Difficile effectivement de retrouver l’ambiance chaleureuse des manoirs aristo version Angleterre victorienne ou les décors psychédéliques d’un No one lives forever : ici, on cause interface neuronale et bidouillages génétiques. Entre Ghost in the Shell et le « Big Brother is watching you » d’Orwell, le titre de Bungie Software opte pour un monde futuriste, où contrôle paranoïaque et manipulations en tous genres sont de rigueur. Dans une société ultra-surveillée, la belle Konoko, agent d’élite de la TCTF (Technology Crime Task Force), enquête sur les agissements un rien suspects de l’organisation criminelle locale, sobrement appelée le Syndicat. Première bonne nouvelle, Oni évite sans grande difficulté l’éternel combat entre Bien et Mal. L’intrigue est en effet assez touffue pour rapidement brouiller les pistes, densifiant le propos tout en restant compréhensible : au cours du jeu, de nombreux indices agrémentés de cinématiques rythment la progression de l’héroïne et dévoilent avec finesse la réalité des forces en présence. Bref, les personnages deviennent rapidement sympathiques, et c’est avec un certain plaisir qu’on les suit de découverte en découverte.
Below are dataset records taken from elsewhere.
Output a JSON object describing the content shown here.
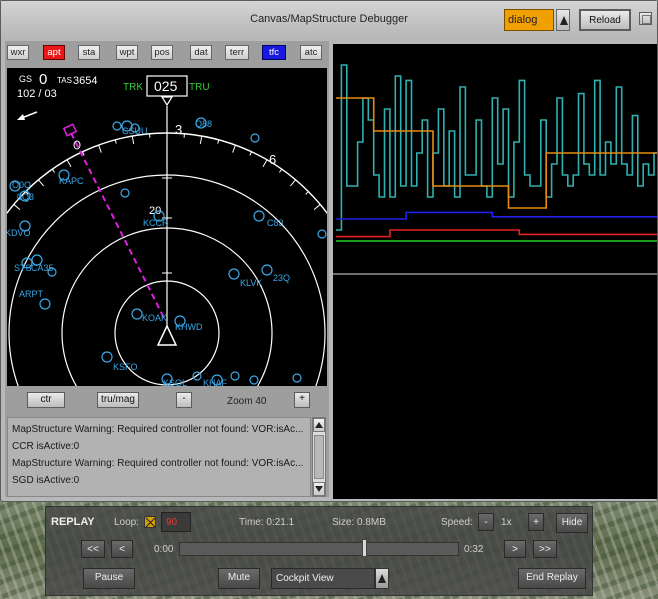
{
  "window": {
    "title": "Canvas/MapStructure Debugger",
    "dialog_select": "dialog",
    "reload_label": "Reload"
  },
  "layers": [
    {
      "id": "wxr",
      "label": "wxr",
      "active": false
    },
    {
      "id": "apt",
      "label": "apt",
      "active": true
    },
    {
      "id": "sta",
      "label": "sta",
      "active": false
    },
    {
      "id": "wpt",
      "label": "wpt",
      "active": false
    },
    {
      "id": "pos",
      "label": "pos",
      "active": false
    },
    {
      "id": "dat",
      "label": "dat",
      "active": false
    },
    {
      "id": "terr",
      "label": "terr",
      "active": false
    },
    {
      "id": "tfc",
      "label": "tfc",
      "active": true
    },
    {
      "id": "atc",
      "label": "atc",
      "active": false
    }
  ],
  "map": {
    "gs_label": "GS",
    "gs_value": "0",
    "tas_label": "TAS",
    "tas_value": "3654",
    "wind": "102 / 03",
    "trk_label": "TRK",
    "heading": "025",
    "tru_label": "TRU",
    "compass_labels": [
      "3",
      "6"
    ],
    "range_label": "20",
    "stations": [
      "KSFO",
      "KHWD",
      "KOAK",
      "KCCR",
      "KAPC",
      "KLVK",
      "C83",
      "23Q",
      "O88",
      "O0Q",
      "0Q3",
      "KDVO",
      "STS",
      "CA35",
      "ARPT",
      "KSQL",
      "KHAF",
      "CSUU"
    ],
    "colors": {
      "station": "#3aa8e8",
      "route": "#e020e0",
      "ring": "#ffffff",
      "trk": "#30d030"
    }
  },
  "map_controls": {
    "ctr_label": "ctr",
    "trumag_label": "tru/mag",
    "zoom_out_label": "-",
    "zoom_in_label": "+",
    "zoom_label": "Zoom 40"
  },
  "log": [
    "MapStructure Warning: Required controller not found: VOR:isAc...",
    "CCR isActive:0",
    "MapStructure Warning: Required controller not found: VOR:isAc...",
    "SGD isActive:0"
  ],
  "replay": {
    "title": "REPLAY",
    "loop_label": "Loop:",
    "loop_value": "90",
    "time_label": "Time: 0:21.1",
    "size_label": "Size: 0.8MB",
    "speed_label": "Speed:",
    "speed_value": "1x",
    "speed_minus": "-",
    "speed_plus": "+",
    "hide_label": "Hide",
    "rewind_fast": "<<",
    "rewind": "<",
    "start_time": "0:00",
    "end_time": "0:32",
    "position_fraction": 0.66,
    "forward": ">",
    "forward_fast": ">>",
    "pause_label": "Pause",
    "mute_label": "Mute",
    "view_value": "Cockpit View",
    "end_replay_label": "End Replay"
  },
  "chart_data": {
    "type": "line",
    "x": [
      0,
      1,
      2,
      3,
      4,
      5,
      6,
      7,
      8,
      9,
      10,
      11,
      12,
      13,
      14,
      15,
      16,
      17,
      18,
      19,
      20,
      21,
      22,
      23,
      24,
      25,
      26,
      27,
      28,
      29,
      30,
      31,
      32,
      33,
      34,
      35,
      36,
      37,
      38,
      39,
      40,
      41,
      42,
      43,
      44,
      45,
      46,
      47,
      48,
      49,
      50,
      51,
      52,
      53,
      54,
      55,
      56,
      57,
      58,
      59
    ],
    "ylim": [
      0,
      100
    ],
    "series": [
      {
        "color": "#30b0b0",
        "values": [
          20,
          95,
          40,
          40,
          60,
          80,
          70,
          45,
          35,
          75,
          35,
          90,
          40,
          88,
          40,
          55,
          70,
          35,
          55,
          75,
          40,
          65,
          35,
          85,
          45,
          45,
          70,
          40,
          35,
          80,
          50,
          75,
          35,
          60,
          88,
          45,
          40,
          40,
          70,
          35,
          50,
          80,
          45,
          40,
          45,
          82,
          50,
          45,
          88,
          45,
          60,
          50,
          85,
          50,
          45,
          72,
          40,
          50,
          45,
          55
        ]
      },
      {
        "color": "#e88a10",
        "values": [
          80,
          80,
          80,
          80,
          80,
          80,
          80,
          65,
          65,
          65,
          65,
          65,
          65,
          65,
          65,
          65,
          65,
          65,
          40,
          40,
          40,
          40,
          40,
          40,
          40,
          40,
          40,
          40,
          40,
          40,
          40,
          40,
          30,
          30,
          30,
          30,
          30,
          30,
          30,
          55,
          55,
          55,
          55,
          55,
          55,
          55,
          55,
          55,
          55,
          55,
          55,
          55,
          55,
          55,
          55,
          55,
          55,
          55,
          55,
          55
        ]
      },
      {
        "color": "#2020e8",
        "values": [
          25,
          25,
          25,
          25,
          25,
          25,
          25,
          25,
          25,
          25,
          25,
          25,
          25,
          28,
          28,
          28,
          28,
          28,
          28,
          28,
          28,
          28,
          28,
          28,
          28,
          28,
          28,
          28,
          28,
          26,
          26,
          26,
          26,
          26,
          26,
          26,
          26,
          26,
          26,
          26,
          26,
          26,
          26,
          26,
          26,
          26,
          26,
          26,
          26,
          26,
          26,
          26,
          26,
          26,
          26,
          26,
          26,
          26,
          26,
          26
        ]
      },
      {
        "color": "#e82020",
        "values": [
          17,
          17,
          17,
          17,
          17,
          17,
          17,
          17,
          17,
          17,
          20,
          20,
          20,
          20,
          20,
          20,
          20,
          20,
          20,
          20,
          20,
          20,
          20,
          20,
          20,
          20,
          20,
          20,
          20,
          20,
          20,
          20,
          20,
          20,
          18,
          18,
          18,
          18,
          18,
          18,
          18,
          18,
          18,
          18,
          18,
          18,
          18,
          18,
          18,
          18,
          18,
          18,
          18,
          18,
          18,
          18,
          18,
          18,
          18,
          18
        ]
      },
      {
        "color": "#20d020",
        "values": [
          15,
          15,
          15,
          15,
          15,
          15,
          15,
          15,
          15,
          15,
          15,
          15,
          15,
          15,
          15,
          15,
          15,
          15,
          15,
          15,
          15,
          15,
          15,
          15,
          15,
          15,
          15,
          15,
          15,
          15,
          15,
          15,
          15,
          15,
          15,
          15,
          15,
          15,
          15,
          15,
          15,
          15,
          15,
          15,
          15,
          15,
          15,
          15,
          15,
          15,
          15,
          15,
          15,
          15,
          15,
          15,
          15,
          15,
          15,
          15
        ]
      }
    ]
  }
}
Pas la peine non plus de ressortir du placard ses bonnes vieilles habitudes de Sherlock Holmes en culottes courtes. Oni, pur produit de la culture japanim, est beaucoup plus orienté action que recherches interminables dans un dédale sans fin. Avantage indéniable : on évite ici les prises de tête habituelles devant la dixième porte verrouillée de la journée, les phases « charades et devinettes » se résumant à activer divers interrupteurs pas franchement dissimulés. Même constat en ce qui concerne les fameux indices, il suffit tout simplement de se coller aux nombreuses bornes interactives pour savoir de quoi il retourne.
Fusil à plasma, pistolet-mitrailleur, lance-missiles ; coups de poing, salto avant ou coup de pied arrière, à vous de choisir la méthode idéale pour mettre à plat la défense ennemie. Car finalement Oni n’est rien d’autre qu’un avatar des beat’em all d’antan, la progression dans le jeu se mesurant au nombre de cadavres amoncelés. Comme dans les meilleurs titres de bornes d’arcade réapparaissent le système des combos de plus en plus complexes au cours du jeu et la présence habituelle des boss de fin de niveau, ce qui nécessite dextérité et patience. Rien de bien nouveau certes, mais une redoutable efficacité et une jouabilité exemplaire au service d’un plaisir indicible de casser des nuques. Sans rire, les premières acrobaties aériennes de Konoko font leur petit effet comparé aux poussifs déplacements de Lara Croft ou les translations horizontales de la majorité des FPS, Quake III en tête. Malgré une réalisation graphique et sonore irréprochable et une intelligence artificielle digne de ce nom, Oni ne parvient pas cependant à dépasser les limites du genre, transformant rapidement cette chorégraphie pour un massacre en un ballet bien trop mécanique.